Peter Barth gab den Fahrer. Er war der Typ eines Draufgängers und polarisierte in der Abschlussklasse mehr als jeder andere. Entweder er wurde gemocht oder er wurde verabscheut. Dazwischen gab es nichts. Auch nicht in den Meinungen des Lehrerkollegiums über ihn. Seine Abiturarbeiten hatte er in den Fächern Englisch, Deutsch und Biologie geschrieben. Nichts Berühmtes, aber problemlos das Abitur gebaut. Ihm reichte das Ergebnis vollkommen. Peter hatte nicht den Ehrgeiz, durch Arbeit eine glanzvolle berufliche Karriere hinzulegen, ihm genügte es, wenn er einen finanziell soliden und nicht allzu zermürbenden Beruf finden würde. Seine Motivation lag eher darin begründet, genug Zeit und Mittel zu haben, um anständig Party zu feiern, solange er noch jung war. Da er sich noch nicht im Klaren war, wie sein Berufsziel letztendlich genau aussehen sollte, hatte er vor, sich zunächst bei der Bundeswehr zu verpflichten.
Er war ein Kerl, dem man seine Affinität zum Sport ansah. Die anderen wirkten gegen ihn fast wie Hänflinge. Mit seiner Größe und seinen breiten Schultern hatte er durchaus das Zeug, Respekt einzuflößen, obwohl sein Gesicht erstaunlich weiche Züge aufwies. Dazu passte sein blondes Haar und das einnehmende Lächeln, das ihm trotz seiner beeindruckenden Größe die Jungenhaftigkeit gab. Peter hing meist mit Helmut ab. Die beiden waren seit Kindergartenzeiten Freunde und hatten bis dahin mehr Zeit miteinander verbracht, als mit ihren Familien. Sie wussten alles voneinander, mehr als ihre Eltern mitsamt Geschwistern, Lehrern oder anderen Freunden. Peter und Helmut waren ziemlich beste Freunde. Wenn sie zusammen getrunken oder eine Tüte Gras geraucht hatten, offenbarte Peter seinem Freund die Seite von sich, die sonst niemand ahnte, geschweige denn wusste.

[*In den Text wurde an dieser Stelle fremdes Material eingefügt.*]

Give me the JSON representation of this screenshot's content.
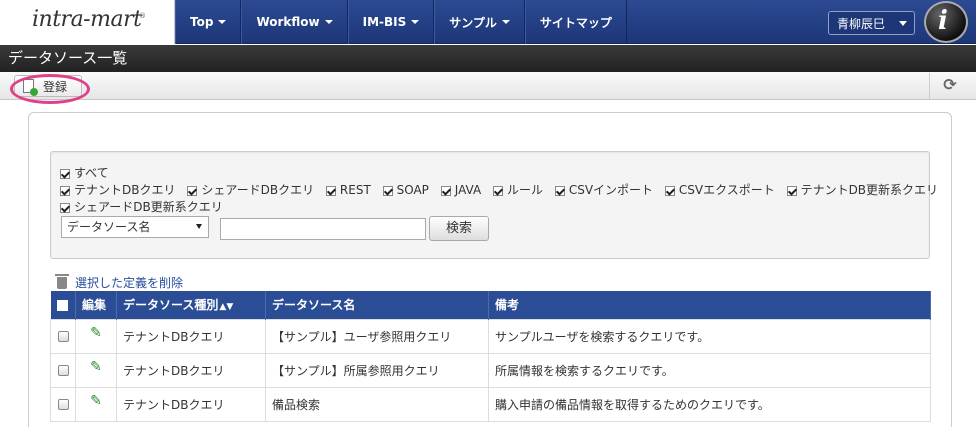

Peter Barth hatte häufiger, wenn er unter Alkohol- oder Drogeneinfluss stand, massive Gewaltfantasien, die sich hauptsächlich gegen Frauen richteten. Helmut nahm es nicht ernst. Er nahm es deshalb nicht ernst, weil sie weit über seine Vorstellungskraft hinausgingen und er die Abartigkeiten alleine schlechtem Stoff oder eben übermäßigem Alkoholgenuss geschuldet sah.
Helmut Stahl war der älteste der Clique. Er hatte den anderen vier Stunden des Lebens voraus. Oftmals stand er kurz davor, eine Ehrenrunde drehen und ein Schuljahr wiederholen zu müssen, aber irgendwie schaffte er es immer, gerade noch das Klassenziel zu erreichen. Das zeigte zwei Dinge: Zum einen, nahm Helmut die Schule nicht so ernst, wie er es eigentlich hätte tun sollen und zum anderen, wenn er die Schule ernst nahm, steckte durchaus Potential in ihm. Im Geheimen hatte er sich die gleiche Ansicht angeeignet, die auch sein Freund Peter bevorzugte. Erst einmal locker durchs Leben gehen und dann weiter sehen. Er hatte ein Faible für die späten sechziger und frühen siebziger Jahre und zeigte das auch anhand seines Äußeren. Helmut hatte braune, über die Schulter fallende Haare, die er oft zu einem Zopf zusammengebunden trug. Damit sah er schon aus wie ein Relikt aus jenen vergangenen Zeiten. Er trug am liebsten Hosen mit einem Schlag und um seine Handgelenke hatte er sich viele bunte Stoffbändchen gebunden. Helmut lachte fast nie. Es hatte nichts damit zu tun, dass er über keinen Humor verfügte, aber er hielt Lachen ganz einfach für uncool. Nur wenn er stark alkoholisiert oder total bekifft war, konnte er ungezwungen lachen. Deshalb war es immer das Zusammensein mit "seinen Jungs", das ihm die Unbekümmertheit bescherte, die ein junger Mann eigentlich haben sollte.